A few days ago I picked up this (free) booklet in the Commonwealth Bank.

It is produced by the Commonwealth Bank Foundation who sponsored the study.

Admittedly it was a brief summary of a complex survey, but I didn't find it particularly compelling.

Some points from it:

* P3 a mild positive correllation found between financial literacy (as determined by a test) and annual personal income.

To me this doesn't mean much, there may or may not be a causative element. There was no mention of wealth or financial security except for a comment about people meeting financial emergencies (the most basic and most meagre definition of control over one's finances). This was defined as being able to raise 10% of their income within a week. We don't know if this is weekly, monthly or annual income, and permitted ways to access it (credit card borrowing could count for all I know).

* P4 profile of the least financially literate. There was no difference between 23, 33, 43 and even 53 year olds in financial literacy. The 16-20 age group had a very high financially illiteracy rate, but this had fallen by age 21 and showed no significant variation above that age (except for the 46-50 group which had a very low level of illiteracy)

* P5 had some claims that improving financial literacy of the least literate would contribute $6b pa to GDP and create 18000 new jobs.

Some of the claims included that smarter financial literacy would help job performance including better decision making, less capital wastage, better business and home purchasing decisions, higher investment in profitable businesses.

(I must admit to being very skeptical about these job creation and GDP stats wheeled out to justify almost any pet project. Car accidents, for example, are fantastic for the GDP.

Assuming financial literacy means people not playing the pokies as much, less smoking, more saving and less hire purchase, then some service industries would lose jobs. Some other industries (eg funds management and super) might gain jobs, while a proportion of increased investments would go offshore. And there is a tendency for things to balance out and not much happens either way)

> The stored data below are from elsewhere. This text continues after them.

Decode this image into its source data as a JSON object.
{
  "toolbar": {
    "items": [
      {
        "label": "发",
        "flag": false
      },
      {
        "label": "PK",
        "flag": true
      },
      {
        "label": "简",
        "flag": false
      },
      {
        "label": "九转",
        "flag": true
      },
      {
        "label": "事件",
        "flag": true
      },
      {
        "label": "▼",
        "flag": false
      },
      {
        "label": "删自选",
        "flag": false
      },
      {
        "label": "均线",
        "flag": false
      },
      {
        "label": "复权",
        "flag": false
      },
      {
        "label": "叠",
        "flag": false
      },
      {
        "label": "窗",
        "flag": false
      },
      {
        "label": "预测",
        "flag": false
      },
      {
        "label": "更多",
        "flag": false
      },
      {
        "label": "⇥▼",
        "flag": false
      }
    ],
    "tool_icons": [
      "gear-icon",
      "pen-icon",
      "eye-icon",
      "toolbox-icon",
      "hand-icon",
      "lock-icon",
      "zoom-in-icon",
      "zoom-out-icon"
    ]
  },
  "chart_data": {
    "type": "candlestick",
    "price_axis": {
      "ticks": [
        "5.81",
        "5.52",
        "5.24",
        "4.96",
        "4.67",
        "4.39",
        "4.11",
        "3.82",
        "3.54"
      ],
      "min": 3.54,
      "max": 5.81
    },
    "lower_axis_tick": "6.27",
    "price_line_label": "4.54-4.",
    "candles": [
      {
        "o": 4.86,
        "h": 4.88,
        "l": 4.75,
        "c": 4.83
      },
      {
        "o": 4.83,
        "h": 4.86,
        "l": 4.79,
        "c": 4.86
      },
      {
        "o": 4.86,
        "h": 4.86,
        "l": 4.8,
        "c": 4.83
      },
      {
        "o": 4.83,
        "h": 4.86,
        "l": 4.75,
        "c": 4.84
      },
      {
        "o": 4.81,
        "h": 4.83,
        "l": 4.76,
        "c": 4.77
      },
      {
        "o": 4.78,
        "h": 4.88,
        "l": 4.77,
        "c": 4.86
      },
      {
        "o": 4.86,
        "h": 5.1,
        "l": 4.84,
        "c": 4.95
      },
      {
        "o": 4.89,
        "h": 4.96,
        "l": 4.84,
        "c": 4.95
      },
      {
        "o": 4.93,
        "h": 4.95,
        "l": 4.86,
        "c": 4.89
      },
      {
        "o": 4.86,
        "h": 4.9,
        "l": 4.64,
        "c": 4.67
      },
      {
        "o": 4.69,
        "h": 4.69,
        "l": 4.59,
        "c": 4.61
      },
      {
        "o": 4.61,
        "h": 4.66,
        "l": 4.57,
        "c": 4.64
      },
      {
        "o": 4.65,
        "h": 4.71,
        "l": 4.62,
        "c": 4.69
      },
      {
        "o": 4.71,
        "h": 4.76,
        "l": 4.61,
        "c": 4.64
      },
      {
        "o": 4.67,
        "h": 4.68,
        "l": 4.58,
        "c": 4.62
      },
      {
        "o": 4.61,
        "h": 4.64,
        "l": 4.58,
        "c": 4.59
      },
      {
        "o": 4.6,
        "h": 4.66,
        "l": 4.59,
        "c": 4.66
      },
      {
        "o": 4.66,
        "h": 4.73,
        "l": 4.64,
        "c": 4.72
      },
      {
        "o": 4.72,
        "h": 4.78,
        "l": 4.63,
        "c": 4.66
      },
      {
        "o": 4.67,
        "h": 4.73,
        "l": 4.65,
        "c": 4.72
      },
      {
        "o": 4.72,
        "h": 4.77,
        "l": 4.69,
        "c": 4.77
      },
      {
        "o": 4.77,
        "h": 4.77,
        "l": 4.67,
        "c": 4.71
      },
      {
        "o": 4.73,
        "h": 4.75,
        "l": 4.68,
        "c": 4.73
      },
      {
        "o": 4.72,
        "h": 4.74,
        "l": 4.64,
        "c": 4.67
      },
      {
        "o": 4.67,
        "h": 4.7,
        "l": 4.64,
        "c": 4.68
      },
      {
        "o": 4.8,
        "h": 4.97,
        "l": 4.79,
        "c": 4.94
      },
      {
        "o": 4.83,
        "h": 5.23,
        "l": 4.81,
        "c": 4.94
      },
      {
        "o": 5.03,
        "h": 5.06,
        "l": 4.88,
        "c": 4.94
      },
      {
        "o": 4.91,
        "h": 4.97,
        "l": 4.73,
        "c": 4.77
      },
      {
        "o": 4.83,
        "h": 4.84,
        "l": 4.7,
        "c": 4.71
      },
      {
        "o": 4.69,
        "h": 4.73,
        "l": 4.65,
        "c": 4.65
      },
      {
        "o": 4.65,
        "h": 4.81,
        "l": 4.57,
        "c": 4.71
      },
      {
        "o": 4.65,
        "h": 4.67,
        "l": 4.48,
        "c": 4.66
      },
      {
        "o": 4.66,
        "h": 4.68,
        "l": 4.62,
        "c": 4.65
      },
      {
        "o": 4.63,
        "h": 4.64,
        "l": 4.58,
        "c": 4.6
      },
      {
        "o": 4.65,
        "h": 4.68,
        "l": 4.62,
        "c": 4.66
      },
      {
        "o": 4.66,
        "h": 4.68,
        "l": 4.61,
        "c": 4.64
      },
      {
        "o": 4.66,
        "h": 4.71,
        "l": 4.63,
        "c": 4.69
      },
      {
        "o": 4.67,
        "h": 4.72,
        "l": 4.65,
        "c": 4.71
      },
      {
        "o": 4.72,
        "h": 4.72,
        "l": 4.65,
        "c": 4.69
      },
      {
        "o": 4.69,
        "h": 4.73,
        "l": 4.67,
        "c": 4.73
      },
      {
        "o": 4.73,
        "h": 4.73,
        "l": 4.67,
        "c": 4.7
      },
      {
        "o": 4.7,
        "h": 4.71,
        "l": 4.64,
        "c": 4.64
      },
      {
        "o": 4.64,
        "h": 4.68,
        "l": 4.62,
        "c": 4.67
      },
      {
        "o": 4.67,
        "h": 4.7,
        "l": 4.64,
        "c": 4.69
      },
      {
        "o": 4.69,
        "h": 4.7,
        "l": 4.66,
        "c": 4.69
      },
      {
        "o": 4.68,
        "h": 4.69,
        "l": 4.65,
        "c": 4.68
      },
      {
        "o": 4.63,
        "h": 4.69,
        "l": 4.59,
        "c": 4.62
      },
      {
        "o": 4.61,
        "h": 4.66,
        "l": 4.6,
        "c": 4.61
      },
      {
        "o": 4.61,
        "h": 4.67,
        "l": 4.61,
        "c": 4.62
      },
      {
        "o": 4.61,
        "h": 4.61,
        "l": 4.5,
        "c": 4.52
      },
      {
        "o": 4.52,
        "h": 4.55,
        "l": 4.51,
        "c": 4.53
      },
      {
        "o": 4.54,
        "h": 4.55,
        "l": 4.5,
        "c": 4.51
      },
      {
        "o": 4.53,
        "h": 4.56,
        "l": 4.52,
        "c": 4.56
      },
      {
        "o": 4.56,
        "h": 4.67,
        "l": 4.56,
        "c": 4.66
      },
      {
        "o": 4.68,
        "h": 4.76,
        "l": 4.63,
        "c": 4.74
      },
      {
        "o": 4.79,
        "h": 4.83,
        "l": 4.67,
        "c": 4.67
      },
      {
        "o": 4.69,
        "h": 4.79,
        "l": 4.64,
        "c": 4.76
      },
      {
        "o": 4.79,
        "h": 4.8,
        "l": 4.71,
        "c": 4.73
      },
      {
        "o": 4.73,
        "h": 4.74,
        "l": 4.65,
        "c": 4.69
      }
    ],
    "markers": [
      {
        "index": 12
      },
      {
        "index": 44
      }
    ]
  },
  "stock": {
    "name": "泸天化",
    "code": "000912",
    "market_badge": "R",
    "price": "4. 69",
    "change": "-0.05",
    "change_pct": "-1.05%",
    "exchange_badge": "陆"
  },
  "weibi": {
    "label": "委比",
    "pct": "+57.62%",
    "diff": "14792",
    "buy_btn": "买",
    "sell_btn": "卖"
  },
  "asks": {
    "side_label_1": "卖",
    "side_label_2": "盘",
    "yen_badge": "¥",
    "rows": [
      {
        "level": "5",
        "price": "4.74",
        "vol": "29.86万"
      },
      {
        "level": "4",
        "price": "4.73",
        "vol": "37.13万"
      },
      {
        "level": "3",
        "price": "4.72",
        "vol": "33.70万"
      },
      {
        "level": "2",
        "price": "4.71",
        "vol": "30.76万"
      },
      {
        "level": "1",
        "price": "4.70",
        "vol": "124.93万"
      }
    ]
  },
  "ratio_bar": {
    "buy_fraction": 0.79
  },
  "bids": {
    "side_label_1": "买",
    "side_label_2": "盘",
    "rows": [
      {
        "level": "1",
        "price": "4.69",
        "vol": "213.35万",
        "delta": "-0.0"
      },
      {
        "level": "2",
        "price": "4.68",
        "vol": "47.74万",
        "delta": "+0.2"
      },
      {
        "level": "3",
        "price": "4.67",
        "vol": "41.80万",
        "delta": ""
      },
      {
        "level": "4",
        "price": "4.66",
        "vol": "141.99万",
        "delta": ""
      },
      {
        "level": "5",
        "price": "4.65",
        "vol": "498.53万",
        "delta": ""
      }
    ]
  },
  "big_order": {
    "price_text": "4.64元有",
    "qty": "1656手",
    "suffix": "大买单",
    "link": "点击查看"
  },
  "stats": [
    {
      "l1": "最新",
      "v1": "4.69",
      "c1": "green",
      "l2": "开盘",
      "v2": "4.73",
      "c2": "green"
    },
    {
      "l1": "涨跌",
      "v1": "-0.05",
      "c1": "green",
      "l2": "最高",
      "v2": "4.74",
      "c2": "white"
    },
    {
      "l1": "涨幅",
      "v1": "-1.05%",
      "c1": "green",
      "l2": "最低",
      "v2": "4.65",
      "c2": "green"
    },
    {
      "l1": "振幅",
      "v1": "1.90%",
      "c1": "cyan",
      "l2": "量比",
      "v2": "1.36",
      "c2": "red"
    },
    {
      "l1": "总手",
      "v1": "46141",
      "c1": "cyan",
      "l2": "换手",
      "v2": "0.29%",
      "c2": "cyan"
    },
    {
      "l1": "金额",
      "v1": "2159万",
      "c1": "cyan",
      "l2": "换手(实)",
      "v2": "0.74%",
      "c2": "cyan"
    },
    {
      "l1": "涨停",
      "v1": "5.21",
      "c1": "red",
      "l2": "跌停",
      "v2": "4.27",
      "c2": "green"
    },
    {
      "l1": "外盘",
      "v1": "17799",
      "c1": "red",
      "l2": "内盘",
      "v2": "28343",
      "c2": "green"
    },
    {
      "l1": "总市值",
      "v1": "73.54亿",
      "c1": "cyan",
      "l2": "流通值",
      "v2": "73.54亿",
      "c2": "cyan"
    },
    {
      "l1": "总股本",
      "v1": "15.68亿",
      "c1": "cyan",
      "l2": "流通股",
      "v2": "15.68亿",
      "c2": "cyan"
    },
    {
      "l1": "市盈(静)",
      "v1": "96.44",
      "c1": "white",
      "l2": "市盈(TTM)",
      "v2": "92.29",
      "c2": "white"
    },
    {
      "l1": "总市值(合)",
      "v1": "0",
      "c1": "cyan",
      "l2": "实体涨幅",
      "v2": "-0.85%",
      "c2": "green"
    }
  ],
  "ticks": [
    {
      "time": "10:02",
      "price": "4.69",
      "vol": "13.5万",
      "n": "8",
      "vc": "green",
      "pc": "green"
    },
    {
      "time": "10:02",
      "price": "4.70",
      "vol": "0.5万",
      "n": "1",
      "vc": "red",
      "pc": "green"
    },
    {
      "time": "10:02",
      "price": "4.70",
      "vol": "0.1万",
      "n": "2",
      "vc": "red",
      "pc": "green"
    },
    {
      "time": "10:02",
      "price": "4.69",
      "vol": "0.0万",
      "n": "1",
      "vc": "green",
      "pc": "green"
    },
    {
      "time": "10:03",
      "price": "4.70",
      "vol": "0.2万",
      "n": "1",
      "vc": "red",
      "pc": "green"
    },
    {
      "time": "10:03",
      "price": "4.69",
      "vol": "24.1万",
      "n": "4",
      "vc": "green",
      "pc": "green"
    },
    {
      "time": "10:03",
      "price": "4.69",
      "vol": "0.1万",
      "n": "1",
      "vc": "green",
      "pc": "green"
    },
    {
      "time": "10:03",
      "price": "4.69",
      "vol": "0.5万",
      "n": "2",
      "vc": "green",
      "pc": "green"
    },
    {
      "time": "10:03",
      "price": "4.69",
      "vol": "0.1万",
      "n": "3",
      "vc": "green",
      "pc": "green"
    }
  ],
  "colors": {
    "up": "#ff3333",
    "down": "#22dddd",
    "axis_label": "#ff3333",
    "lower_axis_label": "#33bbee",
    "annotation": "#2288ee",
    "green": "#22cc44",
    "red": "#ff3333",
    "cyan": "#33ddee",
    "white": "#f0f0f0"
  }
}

The reduced need for welfare and more informed consumers might be plausible. The increased annual personal income figure seemed a bit rubbery; and there is no mention that more efficient spending and saving can increase living standards more than this (though there may or may not be a short-term sacrifice involved). No distinction was made between income and wealth, and the potential of buying ones first home sooner was not discussed.

The survey was done by telephone of 5000 Australians. For some reason they excluded people aged over 65. As usual, the bank teller was on the ball, seeing me holding the booklet, wanting to sell me stuff (sorry, 'value-added services') arising therefrom.